WASHINGTON - Illegal opium production in Afghanistan, already the world's leading supplier, continued to grow in 2003, according to a United Nations report released yesterday.
"The country is clearly at a crossroads," Antonio Maria Costa, executive director of the U.N. Office on Drugs and Crime, said in a statement detailing the latest survey.
He repeated a warning he has made for months about what he called "the drug cancer": If major actions are not undertaken, the country faces heightened corruption and violence.
"There is a palpable risk that Afghanistan will again turn into a failed state, this time in the hands of drug cartels and narco-terrorists," the report stated.

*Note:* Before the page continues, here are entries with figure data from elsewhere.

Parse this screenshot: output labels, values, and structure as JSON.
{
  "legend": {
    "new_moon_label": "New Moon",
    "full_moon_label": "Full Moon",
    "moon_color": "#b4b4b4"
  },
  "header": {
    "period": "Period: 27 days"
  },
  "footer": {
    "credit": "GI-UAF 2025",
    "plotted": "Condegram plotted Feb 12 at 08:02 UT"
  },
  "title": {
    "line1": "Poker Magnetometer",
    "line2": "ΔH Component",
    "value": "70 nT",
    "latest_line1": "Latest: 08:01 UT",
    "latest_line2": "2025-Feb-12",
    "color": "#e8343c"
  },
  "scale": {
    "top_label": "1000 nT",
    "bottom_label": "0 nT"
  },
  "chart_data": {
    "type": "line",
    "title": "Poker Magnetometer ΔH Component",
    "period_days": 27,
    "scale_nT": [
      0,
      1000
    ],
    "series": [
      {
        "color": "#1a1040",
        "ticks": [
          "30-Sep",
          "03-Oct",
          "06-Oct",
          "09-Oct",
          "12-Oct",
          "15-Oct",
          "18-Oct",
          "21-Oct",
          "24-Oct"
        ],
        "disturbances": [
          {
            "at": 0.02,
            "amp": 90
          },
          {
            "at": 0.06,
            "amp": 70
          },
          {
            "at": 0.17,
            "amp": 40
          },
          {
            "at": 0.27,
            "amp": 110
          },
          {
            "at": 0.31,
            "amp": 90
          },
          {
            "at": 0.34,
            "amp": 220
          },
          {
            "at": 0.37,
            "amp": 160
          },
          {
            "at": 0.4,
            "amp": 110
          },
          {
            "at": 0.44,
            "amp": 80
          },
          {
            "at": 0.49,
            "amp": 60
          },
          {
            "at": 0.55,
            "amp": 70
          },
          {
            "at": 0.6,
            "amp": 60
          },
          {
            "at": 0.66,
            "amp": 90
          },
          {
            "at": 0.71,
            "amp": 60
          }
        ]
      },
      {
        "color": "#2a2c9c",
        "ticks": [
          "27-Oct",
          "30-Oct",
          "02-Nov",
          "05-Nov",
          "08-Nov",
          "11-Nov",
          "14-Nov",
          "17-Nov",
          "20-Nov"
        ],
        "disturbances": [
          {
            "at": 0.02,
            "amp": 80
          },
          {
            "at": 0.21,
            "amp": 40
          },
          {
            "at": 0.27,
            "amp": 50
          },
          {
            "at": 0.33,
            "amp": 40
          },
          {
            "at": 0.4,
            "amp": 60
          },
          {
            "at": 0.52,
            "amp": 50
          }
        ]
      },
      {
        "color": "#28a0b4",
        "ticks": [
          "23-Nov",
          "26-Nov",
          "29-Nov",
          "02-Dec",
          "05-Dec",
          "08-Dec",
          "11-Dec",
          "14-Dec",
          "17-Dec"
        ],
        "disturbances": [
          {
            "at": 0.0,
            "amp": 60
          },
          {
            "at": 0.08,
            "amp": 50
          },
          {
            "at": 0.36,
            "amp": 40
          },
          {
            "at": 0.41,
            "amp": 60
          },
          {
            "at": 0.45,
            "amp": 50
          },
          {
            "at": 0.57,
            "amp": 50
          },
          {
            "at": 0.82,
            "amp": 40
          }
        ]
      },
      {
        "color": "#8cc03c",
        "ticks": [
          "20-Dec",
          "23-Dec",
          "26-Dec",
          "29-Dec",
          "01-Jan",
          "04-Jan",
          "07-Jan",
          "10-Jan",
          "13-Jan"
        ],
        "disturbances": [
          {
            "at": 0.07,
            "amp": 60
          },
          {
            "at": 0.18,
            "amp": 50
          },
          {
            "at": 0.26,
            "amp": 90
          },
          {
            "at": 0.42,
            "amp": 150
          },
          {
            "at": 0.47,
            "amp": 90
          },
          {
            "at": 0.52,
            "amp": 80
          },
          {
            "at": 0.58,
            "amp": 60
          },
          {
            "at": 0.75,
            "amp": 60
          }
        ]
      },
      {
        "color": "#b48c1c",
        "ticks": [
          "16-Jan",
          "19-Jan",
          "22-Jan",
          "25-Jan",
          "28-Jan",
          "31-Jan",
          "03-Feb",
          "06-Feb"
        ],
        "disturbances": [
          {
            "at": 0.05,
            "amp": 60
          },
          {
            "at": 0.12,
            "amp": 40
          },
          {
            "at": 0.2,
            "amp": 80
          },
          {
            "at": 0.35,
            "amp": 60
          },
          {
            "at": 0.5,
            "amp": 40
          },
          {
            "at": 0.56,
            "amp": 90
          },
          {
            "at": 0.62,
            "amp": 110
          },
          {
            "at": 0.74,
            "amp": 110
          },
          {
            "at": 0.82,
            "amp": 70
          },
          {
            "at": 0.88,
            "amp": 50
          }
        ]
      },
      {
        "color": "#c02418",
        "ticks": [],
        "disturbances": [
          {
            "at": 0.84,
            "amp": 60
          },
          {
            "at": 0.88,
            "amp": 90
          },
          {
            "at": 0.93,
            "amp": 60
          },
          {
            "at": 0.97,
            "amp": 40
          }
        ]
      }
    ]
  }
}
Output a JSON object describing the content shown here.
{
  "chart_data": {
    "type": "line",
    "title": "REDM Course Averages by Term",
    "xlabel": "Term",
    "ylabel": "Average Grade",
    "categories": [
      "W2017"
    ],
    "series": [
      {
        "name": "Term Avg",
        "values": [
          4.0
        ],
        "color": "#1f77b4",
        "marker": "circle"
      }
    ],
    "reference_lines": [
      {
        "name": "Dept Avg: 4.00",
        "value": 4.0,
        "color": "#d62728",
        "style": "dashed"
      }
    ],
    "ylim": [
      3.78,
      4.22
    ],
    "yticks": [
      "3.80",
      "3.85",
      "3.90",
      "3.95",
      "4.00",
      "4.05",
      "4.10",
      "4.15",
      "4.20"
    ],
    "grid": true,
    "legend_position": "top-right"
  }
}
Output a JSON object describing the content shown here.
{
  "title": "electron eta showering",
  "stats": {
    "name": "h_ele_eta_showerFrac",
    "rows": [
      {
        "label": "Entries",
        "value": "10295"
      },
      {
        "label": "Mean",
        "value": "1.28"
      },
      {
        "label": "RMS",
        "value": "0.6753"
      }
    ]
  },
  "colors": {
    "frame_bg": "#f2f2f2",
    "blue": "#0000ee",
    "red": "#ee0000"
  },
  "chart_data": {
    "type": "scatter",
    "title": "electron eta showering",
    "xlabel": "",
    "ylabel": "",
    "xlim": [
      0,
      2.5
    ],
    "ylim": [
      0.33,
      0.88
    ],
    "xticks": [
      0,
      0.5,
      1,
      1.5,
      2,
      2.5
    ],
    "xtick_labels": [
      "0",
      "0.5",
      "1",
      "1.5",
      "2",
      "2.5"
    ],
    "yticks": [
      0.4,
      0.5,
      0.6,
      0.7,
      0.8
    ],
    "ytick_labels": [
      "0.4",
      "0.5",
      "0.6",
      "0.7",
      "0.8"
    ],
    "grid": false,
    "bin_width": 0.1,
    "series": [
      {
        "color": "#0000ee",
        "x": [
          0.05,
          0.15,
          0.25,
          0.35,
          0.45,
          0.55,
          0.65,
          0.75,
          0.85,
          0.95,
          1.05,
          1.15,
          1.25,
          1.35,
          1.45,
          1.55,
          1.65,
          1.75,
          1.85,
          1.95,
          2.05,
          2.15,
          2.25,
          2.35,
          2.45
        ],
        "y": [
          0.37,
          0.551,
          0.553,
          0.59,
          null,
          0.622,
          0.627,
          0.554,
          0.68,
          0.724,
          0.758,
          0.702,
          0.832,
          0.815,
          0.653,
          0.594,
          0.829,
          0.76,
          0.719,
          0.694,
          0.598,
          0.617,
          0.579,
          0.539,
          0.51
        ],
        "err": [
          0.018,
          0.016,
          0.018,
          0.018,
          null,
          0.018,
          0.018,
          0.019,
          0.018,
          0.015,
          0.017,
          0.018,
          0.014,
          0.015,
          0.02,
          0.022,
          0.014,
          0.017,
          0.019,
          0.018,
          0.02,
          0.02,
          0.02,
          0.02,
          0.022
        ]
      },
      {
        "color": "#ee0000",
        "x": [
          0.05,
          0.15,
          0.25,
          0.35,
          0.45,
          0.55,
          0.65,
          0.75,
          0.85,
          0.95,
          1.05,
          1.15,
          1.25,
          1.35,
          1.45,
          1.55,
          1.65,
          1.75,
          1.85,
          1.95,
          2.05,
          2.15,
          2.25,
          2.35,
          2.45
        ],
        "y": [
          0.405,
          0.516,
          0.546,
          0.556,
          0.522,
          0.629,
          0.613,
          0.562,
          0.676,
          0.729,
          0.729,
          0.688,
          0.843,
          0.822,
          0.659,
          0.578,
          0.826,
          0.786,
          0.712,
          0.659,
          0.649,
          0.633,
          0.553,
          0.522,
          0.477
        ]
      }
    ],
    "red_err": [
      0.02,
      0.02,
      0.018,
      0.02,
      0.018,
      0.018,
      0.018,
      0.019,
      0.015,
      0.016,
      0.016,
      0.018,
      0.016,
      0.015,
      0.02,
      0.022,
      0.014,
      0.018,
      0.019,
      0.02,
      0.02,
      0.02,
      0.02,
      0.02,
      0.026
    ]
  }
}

Among the survey's findings:
An increase of opium production to 3,600 tons from 3,400 tons in 2002. The country continued to produce about three-fourths of the world's illegal opium.
An increase of 8 percent in the area under opium poppy cultivation, with the number of the nation's 32 provinces where poppies are cultivated expanding from 18 in 1999 to 28 in 2003.
Opium poppy cultivation "plays a direct role in the livelihood of about 1.7 million rural people," roughly 7 percent of Afghanistan's population.
The income of opium farmers and traffickers was about $2.3 billion, more than half the country's estimated gross domestic product in 2003, despite a drop in opium prices.
Drug money is used by Afghanistan's warlords who command personal militias, by criminals and by militants, according to the U.N. agency, which is based in Vienna, Austria, and has conducted an annual drug survey in Afghanistan since 1994.
The threat represented by the illegal drugs extends far beyond Afghanistan's borders.
Much of the opium is smuggled through former Soviet republics and Russia and is sold as heroin in Europe.